1. Field of the Invention
The present invention generally relates to data communication and, more particularly, to sampling data in communication receivers.
2. Related Art
In data communication, data transmitted from remote transmitting devices are often received and sampled by receivers. The remote transmitting devices may transmit data using clock sources that are not transmitted to the receivers. For the receivers to sample received data, the receivers may provide their own clocks that have nominally the same frequency as the frequency of the transmitting clocks on the remote transmitting devices.
In practice, clocks may be generated from crystals and oscillator circuits. Manufacturing tolerances of the crystals and oscillator circuits may cause small deviations in the frequency characteristics of the generated clocks from their nominal values. In addition, operating conditions such as fluctuations in voltage and temperature may induce further variance in the clock characteristics. As such, clock characteristics of receiver clocks and transmitting clocks may not be exactly identical. Consequently, received data and receiver clocks are not synchronous.
Because receiver clocks are not synchronous to the received data, their timing relationship may change over time. Nevertheless, it may be advantageous to be able to generate and adjust sampling points of the receiver clocks used to sample the received data such that the sampling points have a known relationship to the received data. For example, in high speed data receivers, maximum performance may be achieved when received data are sampled close to the midpoint between data transitions.

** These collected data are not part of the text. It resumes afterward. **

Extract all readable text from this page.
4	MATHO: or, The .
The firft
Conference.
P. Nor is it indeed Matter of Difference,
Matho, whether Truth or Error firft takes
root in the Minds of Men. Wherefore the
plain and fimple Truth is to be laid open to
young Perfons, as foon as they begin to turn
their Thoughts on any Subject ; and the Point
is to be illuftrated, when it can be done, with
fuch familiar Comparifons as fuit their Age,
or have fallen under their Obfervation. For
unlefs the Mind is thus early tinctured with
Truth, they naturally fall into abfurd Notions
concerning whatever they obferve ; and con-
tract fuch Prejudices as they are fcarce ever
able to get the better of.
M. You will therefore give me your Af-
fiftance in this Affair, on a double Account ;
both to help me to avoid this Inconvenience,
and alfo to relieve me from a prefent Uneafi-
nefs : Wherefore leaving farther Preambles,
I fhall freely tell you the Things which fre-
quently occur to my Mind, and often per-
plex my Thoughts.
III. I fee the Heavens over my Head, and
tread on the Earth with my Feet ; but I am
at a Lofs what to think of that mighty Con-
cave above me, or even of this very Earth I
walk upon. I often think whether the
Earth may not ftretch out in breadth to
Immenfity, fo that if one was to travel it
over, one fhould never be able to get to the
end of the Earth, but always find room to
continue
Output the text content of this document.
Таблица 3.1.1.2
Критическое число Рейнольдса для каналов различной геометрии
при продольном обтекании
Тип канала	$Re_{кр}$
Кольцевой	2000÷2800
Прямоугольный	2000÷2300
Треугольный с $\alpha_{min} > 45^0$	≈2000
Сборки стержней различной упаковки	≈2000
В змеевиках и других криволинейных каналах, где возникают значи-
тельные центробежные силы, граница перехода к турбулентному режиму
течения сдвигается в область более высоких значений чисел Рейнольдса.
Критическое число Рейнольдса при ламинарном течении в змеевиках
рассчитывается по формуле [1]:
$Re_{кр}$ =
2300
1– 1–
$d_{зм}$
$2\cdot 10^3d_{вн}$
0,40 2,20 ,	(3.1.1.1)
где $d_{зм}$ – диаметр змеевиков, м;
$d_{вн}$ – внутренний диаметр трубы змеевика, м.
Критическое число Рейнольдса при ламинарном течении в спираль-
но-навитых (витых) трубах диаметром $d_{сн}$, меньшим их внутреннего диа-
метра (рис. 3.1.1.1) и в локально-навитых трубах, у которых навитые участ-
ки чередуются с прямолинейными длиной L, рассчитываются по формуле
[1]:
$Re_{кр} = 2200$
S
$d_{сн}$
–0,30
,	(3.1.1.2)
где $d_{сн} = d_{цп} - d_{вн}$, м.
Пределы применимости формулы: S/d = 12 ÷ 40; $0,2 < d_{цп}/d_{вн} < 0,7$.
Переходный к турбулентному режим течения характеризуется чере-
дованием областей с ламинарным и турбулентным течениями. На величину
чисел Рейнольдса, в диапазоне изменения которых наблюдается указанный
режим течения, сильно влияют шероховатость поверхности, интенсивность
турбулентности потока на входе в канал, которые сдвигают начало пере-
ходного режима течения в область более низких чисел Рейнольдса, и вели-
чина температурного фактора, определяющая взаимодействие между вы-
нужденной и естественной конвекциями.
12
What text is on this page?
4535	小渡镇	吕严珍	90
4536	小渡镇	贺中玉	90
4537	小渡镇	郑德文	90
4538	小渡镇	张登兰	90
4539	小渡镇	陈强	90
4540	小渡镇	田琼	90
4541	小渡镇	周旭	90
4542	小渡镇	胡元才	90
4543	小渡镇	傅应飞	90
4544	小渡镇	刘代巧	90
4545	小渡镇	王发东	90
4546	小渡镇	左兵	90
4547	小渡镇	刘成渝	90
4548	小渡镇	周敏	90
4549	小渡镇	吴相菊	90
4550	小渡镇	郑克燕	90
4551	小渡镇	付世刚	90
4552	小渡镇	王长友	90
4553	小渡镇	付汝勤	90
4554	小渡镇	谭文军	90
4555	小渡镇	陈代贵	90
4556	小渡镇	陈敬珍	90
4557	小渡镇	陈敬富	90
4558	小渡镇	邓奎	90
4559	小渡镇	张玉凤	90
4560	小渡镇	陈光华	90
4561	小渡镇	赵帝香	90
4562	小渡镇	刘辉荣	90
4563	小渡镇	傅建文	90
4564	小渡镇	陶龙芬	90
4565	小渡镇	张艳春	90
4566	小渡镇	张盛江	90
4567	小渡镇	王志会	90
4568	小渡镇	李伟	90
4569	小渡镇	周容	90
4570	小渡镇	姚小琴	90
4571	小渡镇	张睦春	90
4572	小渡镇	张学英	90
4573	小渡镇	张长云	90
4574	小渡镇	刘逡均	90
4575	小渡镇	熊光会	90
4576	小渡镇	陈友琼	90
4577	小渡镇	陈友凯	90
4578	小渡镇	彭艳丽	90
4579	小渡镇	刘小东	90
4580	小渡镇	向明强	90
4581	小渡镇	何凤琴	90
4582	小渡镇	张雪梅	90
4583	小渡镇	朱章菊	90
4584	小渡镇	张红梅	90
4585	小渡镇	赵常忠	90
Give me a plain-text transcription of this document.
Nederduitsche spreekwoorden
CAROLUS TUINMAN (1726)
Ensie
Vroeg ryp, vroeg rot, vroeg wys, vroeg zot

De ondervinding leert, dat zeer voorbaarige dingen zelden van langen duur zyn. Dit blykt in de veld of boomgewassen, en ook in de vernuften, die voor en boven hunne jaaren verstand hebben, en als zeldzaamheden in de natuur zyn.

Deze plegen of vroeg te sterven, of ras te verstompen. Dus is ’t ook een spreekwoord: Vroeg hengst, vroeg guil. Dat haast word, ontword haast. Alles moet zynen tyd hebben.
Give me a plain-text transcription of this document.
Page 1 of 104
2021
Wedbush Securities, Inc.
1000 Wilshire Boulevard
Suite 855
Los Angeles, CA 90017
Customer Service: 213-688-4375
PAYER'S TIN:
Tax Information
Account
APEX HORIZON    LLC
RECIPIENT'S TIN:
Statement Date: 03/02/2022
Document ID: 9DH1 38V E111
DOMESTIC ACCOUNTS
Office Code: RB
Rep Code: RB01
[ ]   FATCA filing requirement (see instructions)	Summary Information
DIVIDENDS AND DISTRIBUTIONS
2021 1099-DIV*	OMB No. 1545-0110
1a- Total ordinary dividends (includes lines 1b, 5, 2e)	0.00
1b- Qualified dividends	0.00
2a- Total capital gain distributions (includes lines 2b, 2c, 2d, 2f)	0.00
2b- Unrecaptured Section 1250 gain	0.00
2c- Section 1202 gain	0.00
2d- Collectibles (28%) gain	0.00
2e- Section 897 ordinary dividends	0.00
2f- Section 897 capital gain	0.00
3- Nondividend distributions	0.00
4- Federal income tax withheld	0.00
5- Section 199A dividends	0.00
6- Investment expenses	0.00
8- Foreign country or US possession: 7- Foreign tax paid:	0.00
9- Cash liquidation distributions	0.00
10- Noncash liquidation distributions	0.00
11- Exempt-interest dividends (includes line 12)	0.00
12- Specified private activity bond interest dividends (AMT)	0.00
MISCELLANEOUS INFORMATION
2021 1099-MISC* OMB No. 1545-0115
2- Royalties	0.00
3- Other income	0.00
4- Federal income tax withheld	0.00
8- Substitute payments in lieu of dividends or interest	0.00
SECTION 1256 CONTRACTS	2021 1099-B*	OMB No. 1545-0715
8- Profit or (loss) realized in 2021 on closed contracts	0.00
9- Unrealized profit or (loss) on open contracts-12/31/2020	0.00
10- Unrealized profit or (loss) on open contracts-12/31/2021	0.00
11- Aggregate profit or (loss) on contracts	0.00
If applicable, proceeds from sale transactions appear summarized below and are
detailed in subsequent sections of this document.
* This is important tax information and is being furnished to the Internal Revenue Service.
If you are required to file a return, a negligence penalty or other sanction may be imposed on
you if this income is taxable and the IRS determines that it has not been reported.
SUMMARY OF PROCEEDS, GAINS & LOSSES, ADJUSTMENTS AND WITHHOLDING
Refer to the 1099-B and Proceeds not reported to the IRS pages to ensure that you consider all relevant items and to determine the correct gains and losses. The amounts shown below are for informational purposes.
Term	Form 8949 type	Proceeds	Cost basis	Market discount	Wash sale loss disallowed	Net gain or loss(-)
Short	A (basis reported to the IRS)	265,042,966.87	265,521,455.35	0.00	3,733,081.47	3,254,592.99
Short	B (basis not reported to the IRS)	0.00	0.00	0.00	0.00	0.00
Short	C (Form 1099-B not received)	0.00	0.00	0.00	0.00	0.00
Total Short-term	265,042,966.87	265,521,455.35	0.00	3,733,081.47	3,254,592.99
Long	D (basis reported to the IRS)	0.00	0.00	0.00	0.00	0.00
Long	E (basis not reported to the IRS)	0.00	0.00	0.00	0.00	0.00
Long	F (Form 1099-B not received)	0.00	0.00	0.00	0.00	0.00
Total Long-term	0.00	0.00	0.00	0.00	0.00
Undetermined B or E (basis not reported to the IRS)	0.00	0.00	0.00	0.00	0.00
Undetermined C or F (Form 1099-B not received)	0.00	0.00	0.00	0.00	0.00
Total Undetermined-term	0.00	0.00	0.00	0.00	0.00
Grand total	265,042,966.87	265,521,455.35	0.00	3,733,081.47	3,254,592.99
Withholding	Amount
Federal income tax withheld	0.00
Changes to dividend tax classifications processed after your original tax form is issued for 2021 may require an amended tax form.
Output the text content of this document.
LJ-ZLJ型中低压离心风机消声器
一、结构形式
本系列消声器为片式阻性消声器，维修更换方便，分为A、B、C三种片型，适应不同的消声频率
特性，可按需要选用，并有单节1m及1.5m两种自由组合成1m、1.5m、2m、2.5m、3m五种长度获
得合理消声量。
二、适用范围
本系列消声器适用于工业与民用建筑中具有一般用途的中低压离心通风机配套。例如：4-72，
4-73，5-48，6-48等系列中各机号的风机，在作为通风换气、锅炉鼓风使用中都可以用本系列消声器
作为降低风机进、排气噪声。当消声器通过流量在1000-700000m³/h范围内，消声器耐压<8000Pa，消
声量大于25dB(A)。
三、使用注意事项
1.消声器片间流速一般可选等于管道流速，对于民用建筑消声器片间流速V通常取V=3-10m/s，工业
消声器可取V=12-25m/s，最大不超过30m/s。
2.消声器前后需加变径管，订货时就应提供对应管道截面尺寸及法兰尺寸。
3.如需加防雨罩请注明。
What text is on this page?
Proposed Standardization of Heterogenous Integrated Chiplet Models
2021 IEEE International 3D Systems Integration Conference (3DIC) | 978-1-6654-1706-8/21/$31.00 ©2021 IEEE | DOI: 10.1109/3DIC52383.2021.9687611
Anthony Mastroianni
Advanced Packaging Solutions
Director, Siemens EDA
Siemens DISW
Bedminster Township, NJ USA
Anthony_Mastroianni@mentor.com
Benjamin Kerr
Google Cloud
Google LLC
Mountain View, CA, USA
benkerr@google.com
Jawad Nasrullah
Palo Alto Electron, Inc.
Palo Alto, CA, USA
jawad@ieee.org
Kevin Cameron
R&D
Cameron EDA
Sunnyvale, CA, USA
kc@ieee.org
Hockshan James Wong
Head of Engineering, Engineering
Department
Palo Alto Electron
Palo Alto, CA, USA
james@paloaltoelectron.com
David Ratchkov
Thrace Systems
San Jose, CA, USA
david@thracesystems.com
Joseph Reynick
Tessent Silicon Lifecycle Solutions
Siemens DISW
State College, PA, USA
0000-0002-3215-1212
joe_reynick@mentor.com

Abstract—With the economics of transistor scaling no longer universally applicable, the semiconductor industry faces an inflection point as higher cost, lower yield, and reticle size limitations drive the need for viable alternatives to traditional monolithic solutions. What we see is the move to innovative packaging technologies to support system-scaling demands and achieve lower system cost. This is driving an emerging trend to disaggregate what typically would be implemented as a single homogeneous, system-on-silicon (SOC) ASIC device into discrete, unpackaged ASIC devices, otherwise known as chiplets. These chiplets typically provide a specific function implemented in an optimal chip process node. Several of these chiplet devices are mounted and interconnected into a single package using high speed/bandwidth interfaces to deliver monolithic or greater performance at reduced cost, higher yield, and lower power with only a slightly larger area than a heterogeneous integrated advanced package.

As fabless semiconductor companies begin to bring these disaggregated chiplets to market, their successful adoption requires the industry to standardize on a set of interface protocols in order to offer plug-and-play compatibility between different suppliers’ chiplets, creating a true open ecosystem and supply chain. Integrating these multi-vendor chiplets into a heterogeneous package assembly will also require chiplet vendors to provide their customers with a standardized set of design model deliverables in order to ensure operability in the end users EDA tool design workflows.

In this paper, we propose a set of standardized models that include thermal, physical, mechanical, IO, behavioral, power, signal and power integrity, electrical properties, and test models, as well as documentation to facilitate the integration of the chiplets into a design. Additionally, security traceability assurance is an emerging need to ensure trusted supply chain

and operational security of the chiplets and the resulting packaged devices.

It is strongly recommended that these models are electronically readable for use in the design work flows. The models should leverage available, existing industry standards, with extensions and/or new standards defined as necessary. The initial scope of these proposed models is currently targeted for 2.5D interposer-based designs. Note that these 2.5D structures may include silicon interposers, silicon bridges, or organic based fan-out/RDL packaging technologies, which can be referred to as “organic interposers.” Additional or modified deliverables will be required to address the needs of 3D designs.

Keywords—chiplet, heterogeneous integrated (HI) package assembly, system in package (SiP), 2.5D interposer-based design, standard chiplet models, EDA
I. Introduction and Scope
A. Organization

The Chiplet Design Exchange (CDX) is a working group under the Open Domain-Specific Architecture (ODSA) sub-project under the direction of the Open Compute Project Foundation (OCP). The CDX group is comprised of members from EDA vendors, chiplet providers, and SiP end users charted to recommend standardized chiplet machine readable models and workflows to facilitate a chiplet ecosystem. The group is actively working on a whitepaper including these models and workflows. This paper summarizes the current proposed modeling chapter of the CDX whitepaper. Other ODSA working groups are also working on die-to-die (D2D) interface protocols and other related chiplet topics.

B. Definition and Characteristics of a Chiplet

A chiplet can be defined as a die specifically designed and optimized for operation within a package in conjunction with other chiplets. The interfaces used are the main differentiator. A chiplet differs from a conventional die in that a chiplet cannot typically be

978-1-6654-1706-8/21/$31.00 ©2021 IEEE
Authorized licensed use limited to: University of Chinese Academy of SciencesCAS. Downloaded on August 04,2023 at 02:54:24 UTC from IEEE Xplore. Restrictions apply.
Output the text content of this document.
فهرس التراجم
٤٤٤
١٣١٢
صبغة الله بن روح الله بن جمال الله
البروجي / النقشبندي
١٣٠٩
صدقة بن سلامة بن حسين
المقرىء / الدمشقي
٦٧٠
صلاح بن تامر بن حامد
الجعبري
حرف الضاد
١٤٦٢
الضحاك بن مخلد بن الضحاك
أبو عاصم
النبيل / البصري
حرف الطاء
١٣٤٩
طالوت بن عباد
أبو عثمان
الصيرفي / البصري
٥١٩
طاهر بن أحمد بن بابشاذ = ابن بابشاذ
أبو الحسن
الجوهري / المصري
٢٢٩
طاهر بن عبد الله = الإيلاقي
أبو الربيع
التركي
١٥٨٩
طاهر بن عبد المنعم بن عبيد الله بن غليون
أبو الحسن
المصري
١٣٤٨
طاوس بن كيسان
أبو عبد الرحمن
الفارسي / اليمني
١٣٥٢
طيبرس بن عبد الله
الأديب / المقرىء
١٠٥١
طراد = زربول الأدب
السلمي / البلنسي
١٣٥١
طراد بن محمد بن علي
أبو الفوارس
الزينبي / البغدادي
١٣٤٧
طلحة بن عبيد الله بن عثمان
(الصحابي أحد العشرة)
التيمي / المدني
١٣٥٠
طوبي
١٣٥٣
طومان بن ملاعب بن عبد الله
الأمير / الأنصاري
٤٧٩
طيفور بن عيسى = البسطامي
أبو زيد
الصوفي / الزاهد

Because the accuracy of sampling the received data is limited by the accuracy of the sampling points of the received clocks, the sampling points must be carefully controlled. Therefore, it is desirable to measure sample time errors and to adjust the receiver clocks to minimize the sample time errors. Once this sample time correction is performed, data recovery may be facilitated by selecting one or more clocks with sampling points close to the midpoint between data transitions to sample the received data.
While it may be possible to measure directly the variance in data sampling time from the ideal time to obtain sample time errors, direct measurements of sample time errors are not economical for high speed data. Accordingly, there is a need for an improved approach that permits indirect measurements of sample time errors when sampling high speed data. The sample time errors may then be used to adjust sampling edges of receiver clocks to better track the data.